ナンキョクオキアミは最大15%のタンパク質と0.4%~3.6%の脂質を含有する、豊富なバイオマス資源の1つです。それ以外にもオメガ3多価不飽和脂肪酸、エイコサペンタエン酸(EPA)、ドコサヘキサエン酸(DHA)という、心血管系の健康維持を助けるとされている物質の豊富な供給源でもあります。さらに、たとえば炎症や癌、糖尿病、免疫機能、高脂血症の発現を抑えるなどの健康増進作用を有する天然の抗酸化物質であるアスタキサンチンも含まれています。そのような理由から、オキアミ油は貴重な健康補助食品となっています。

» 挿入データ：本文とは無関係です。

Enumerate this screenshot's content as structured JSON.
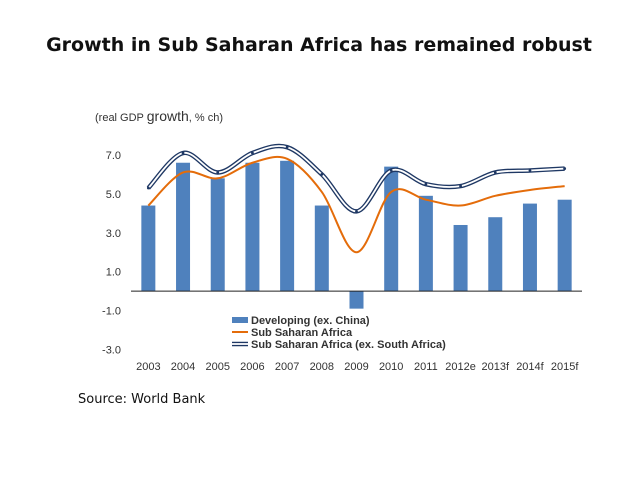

オキアミ油は魚油に代表されるような健康上の効用を提供することを目指しており、幾つかの点では魚油以上に優れています。オキアミ油はオメガ3のバイオアベイラビリティ(生物学的利用能)が魚油に比べて高いだけでなく、多くの人に魚油の利用をためらわせる、あの強い後味がありません。その上、オキアミ油は魚油にはない抗炎症効果も有しています。それなのにオキアミ油の活用がなかなか進まない主な要因は、抽出工程の難しさにあります。
従来、オキアミ油をこの甲殻類から抽出するには、多大な労力を必要とするアセトンとエタノールによる2段階の抽出工程が用いられていました。より新しい方法ではオキアミを凍結乾燥することで、等量のエタノールとアセトンを用いた1段階の抽出工程が可能になり、オキアミ油の抽出効率が向上しました。しかしながら、この工程は費用がかかり、大量生産には適していません。また、どちらの手法も環境に有害な溶媒を使用しなければなりません。
先頃発表された最新のオキアミ油抽出法では、環境に優しいエタノールとヘキサンが溶媒として用いられます。この新工程で製造されたオキアミ油を従来の亜臨界抽出法によって得られるものと比較しました。各抽出法で得たオキアミ油におけるリン脂質、脂肪酸および抗酸化物質の含有量を、BrukerのAVANCE 500HZ NMRを用いて分析しています。
エタノールとヘキサンの比率を4:6として最新の抽出工程を用いた場合、脂質の収率は亜臨界ブタン抽出法を用いた場合に匹敵するものでした(およそ98%)。エタノールによる回収率は83.6%、ヘキサンでの回収率は86.86%でした。
最新のエタノール-ヘキサン抽出法を用いたとき、オキアミ油はヘキサンとエタノールの両方の層から回収されました。どちらのオキアミ油にも抗酸化物質が高い含有量で含まれていました。それとは対照的に、リン脂質とオメガ3多価不飽和脂肪酸は、エタノール層のオキアミ油に、より多く含まれました。しかし残念なことに、エタノール層から得たオキアミ油は栄養価が高いものの、水分含量が多いために保存期間が短く、せっかくの利点が相殺されてしまいます。
このように最新の抽出法は環境にも優しく、栄養豊富なオキアミ油の生産を可能にします。今後の課題として、エタノール層のオキアミ油の水分含量を減らすための技術改良が求められています。